Gas sensors based on CeO_2 nanoparticles prepared by chemical precipitation method and their temperature-dependent selectivity towards H_2S and NO_2 gases

摘要

This work reports on the gas sensing characteristics of CeO2 nanoparticles synthesized at room temperature in the presence of various concentrations of ethanol (10-50 mL), using the chemical precipitation method. Different kinds of characterization techniques were used to probe the structural, morphological, optical and electrical properties of the various CeO2 nanoparticles. Structural and morphological features displayed nanoparticles with average crystallite sizes (i.e. 6-8 nm) and defect concentrations below 10%. The D-CeO2 (40 mL ethanol) nanoparticles showed slightly higher sensing response (the ratio between the resistance in gas and air) value of 5.5 towards H2S gas at room temperature (23 degrees C) amongst the tested interference gases (CO, IPA, CH4 and NO2).

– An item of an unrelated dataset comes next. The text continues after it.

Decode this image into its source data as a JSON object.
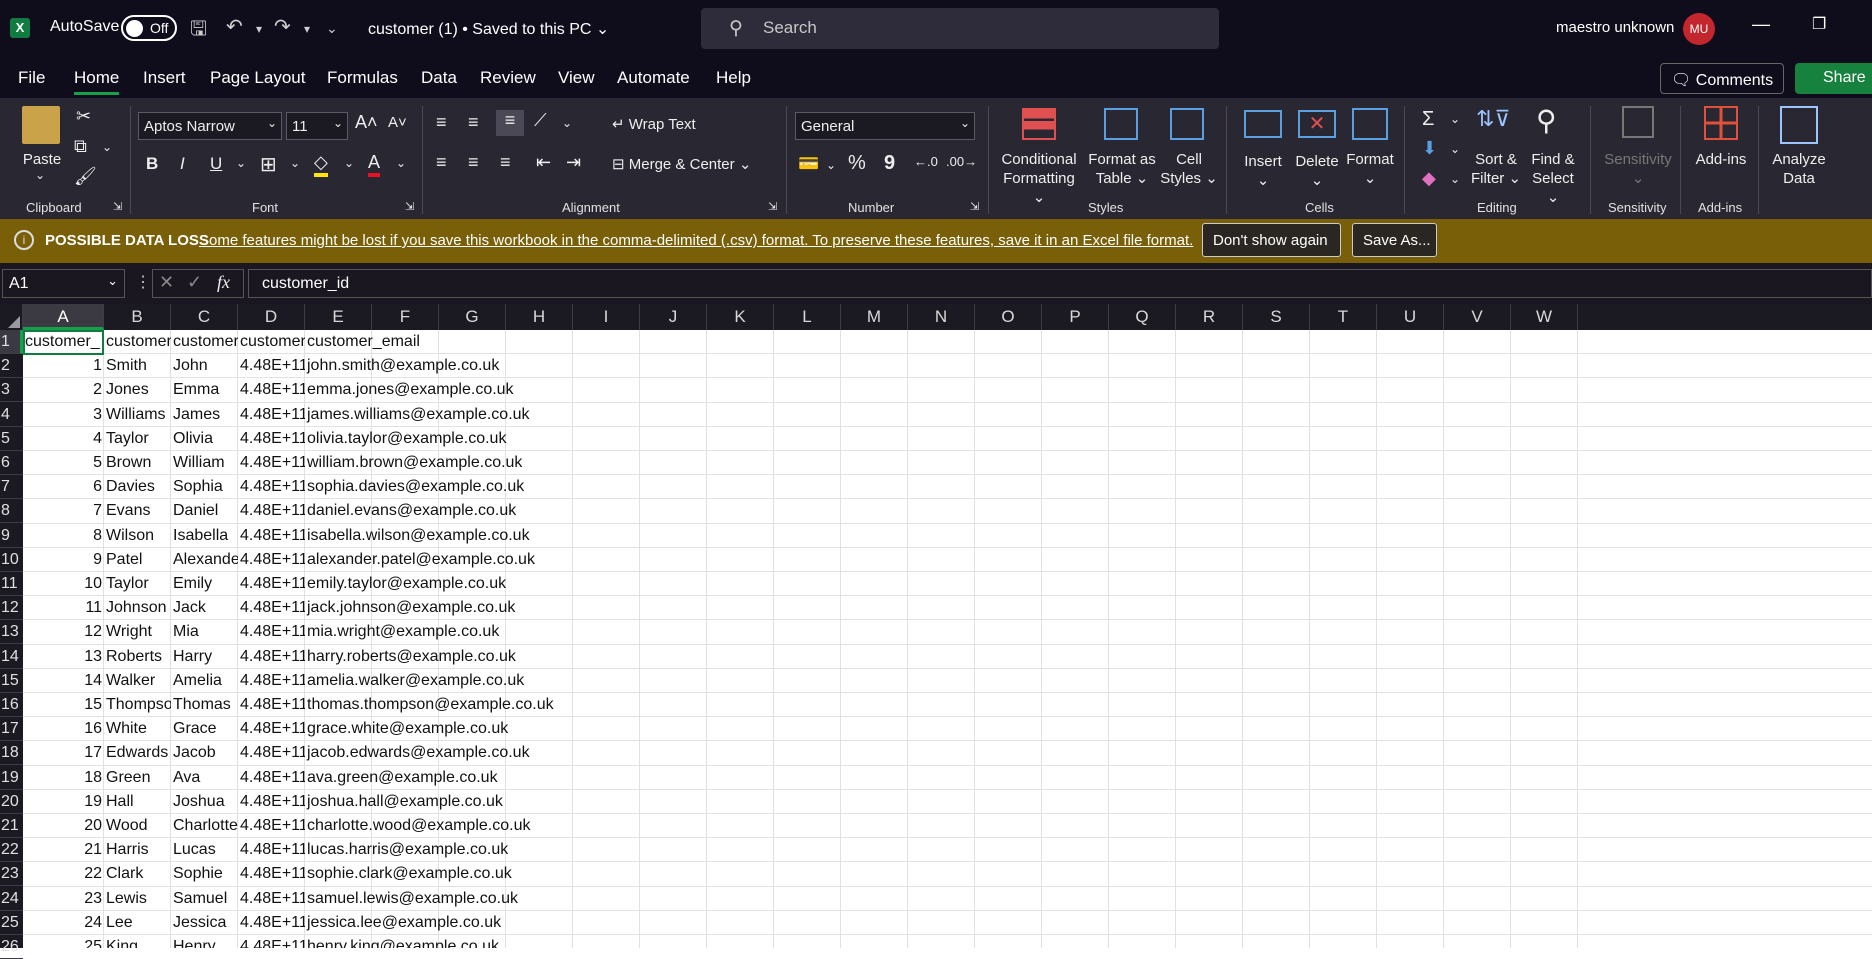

While at higher operating temperatures of 100 and 200 degrees C, response values of 2.5 and 1.1 were witnessed for the C-CeO2 (30 mL ethanol) and F-CeO2 (50 mL ethanol) based sensors towards NO2 gas, respectively. This deviation on optimal operating temperatures among the sensors with morphology or crystallite sizes variation signified that the gas selectivity and sensitivity are morphology and crystallite sizes-dependent. The correlation between the structural and optical features of CeO2 and NO2 and H2S sensing performances was discussed in detail. The findings showed that the sensor's D-CeO2 response towards H2S and sensor's F-CeO2 response to NO2 were dependent on the relative concentration of Ce3+ and oxygen vacancies, and the active surface area and defects, respectively. The findings further recognize that selective detection of ppm-level H2S and NO2 utilizing semiconductor metal oxide chemiresistive sensors remains a challenging issue.